Sono in aumento le convivenze di fatto, il numero dei divorzi è pari a quello dei matrimoni. Qual è l'esperienza in Toscana?

«La situazione toscana non è diversa da quella delle altre regioni d’Italia. C’è tanto bisogno di cura  delle ferite negli affetti. Chi è separato, chi ha una nuova famiglia, ha bisogno di sentirsi a casa nella Chiesa. Un tema dibattuto, per esempio, è quello dell’eucaristia ai separati. Papa Francesco invita sempre a calare i principi nell’amore, nella simpatia per l’altro e nell’empatia con il suo vissuto, le sue sofferenze. Dobbiamo far sentire l’amore di Dio in concreto. Ho intitolato i miei orientamenti pastorali per le famiglie, l’anno scorso: “Famiglie, non temete!”. In Toscana c’è una tradizione di pastorale familiare. Mons. Pietro Fiordelli, già negli anni Cinquanta, ha dato un impulso importante. Anche oggi c’è una grande vitalità, nell’attenzione per la vita, non soltanto nascente, ma per la dignità della persona umana durante tutta l’esistenza, fin dal concepimento. In Toscana è nato il Movimento per la Vita. Gli aspetti positivi prevalgono su quelli negativi e, credo, che questo sia uno dei compiti della pastorale: insistere sul bene che c’è piuttosto che sule critiche. La famiglia naturale rimane la pietra fondante della società. “Famiglia è bello”, si diceva anni fa. Le mamme di oggi sono le mamme di sempre, non migliori né peggiori. Con quanto eroismo quotidiano tanti genitori si occupano di figli disabili o con problemi, tanti sposi assistono coniugi malati, tanti figli accudiscono genitori anziani e non autonomi, tanti fratelli aiutano fratelli in difficoltà! Troppi parroci si scagliano con virulenza contro i cosiddetti cattivi costumi del nostro tempo. È un regalo al maligno. Dio parla d’amore».

In che modo la vita di fede influenza il benessere della famiglia e come, invece, i problemi economici e le difficoltà esistenziali influenzano la vita della fede, oggi, e i rapporti tra genitori e figli?

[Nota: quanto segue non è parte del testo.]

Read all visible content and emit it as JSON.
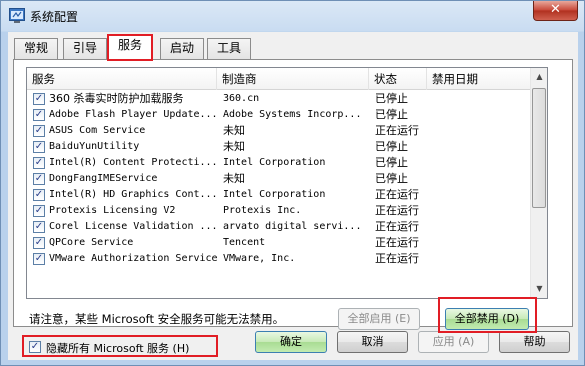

«Se il fondamento è il Vangelo, la famiglia si fonda sul mistero della Trinità, il rapporto tra genitori e figli è costruito sull’Amore di chi dona la propria vita per l’altro. Chi non ama, non ha conosciuto Dio-Amore. La fede fa costruire la casa sulla roccia. Il sacrificio è inteso come dono d’amore e fonte di gioia nell’unità della famiglia, viene accettato con serenità e si trasmette l’un l’altro serenità. La fede è operosa, rende operosi. I problemi economici e il prevalere dell’egoismo disgregano le famiglie e la speranza. “Non lasciatevi rubare la speranza”, ha detto Papa Francesco. La serenità e la fiducia che vengono dalla fede sono concrete, visibili nel quotidiano, aiutano a stirare una camicia e fanno dire anche a chi è stanco: stasera i piatti li lavo io. Il sacramento del matrimonio si vive in questi momenti di ogni giorno. Così, la fede influenza il modo di vivere gli affetti e l’intimità».

È possibile una "educazione alla famiglia", non soltanto come preparazione al matrimonio, ma come formazione permanente di tutti i componenti della famiglia?

«La prima formazione alla famiglia  avviene all’interno della stessa famiglia, nell’esempio reciproco. I valori di affetti sani si rigenerano e si riproducono anche attraverso le crisi. I buoni valori, testimoniati con la vita quotidiana, restano. E c’è l’attenzione amorevole della Chiesa, rispettosa della famiglia, senza pretendere in contraccambio un servizio attivo in parrocchia, con amore per la famiglia in quanto tale. L’educazione permanente alla famiglia  è, poi, la preghiera, la preghiera comune, tutti insieme».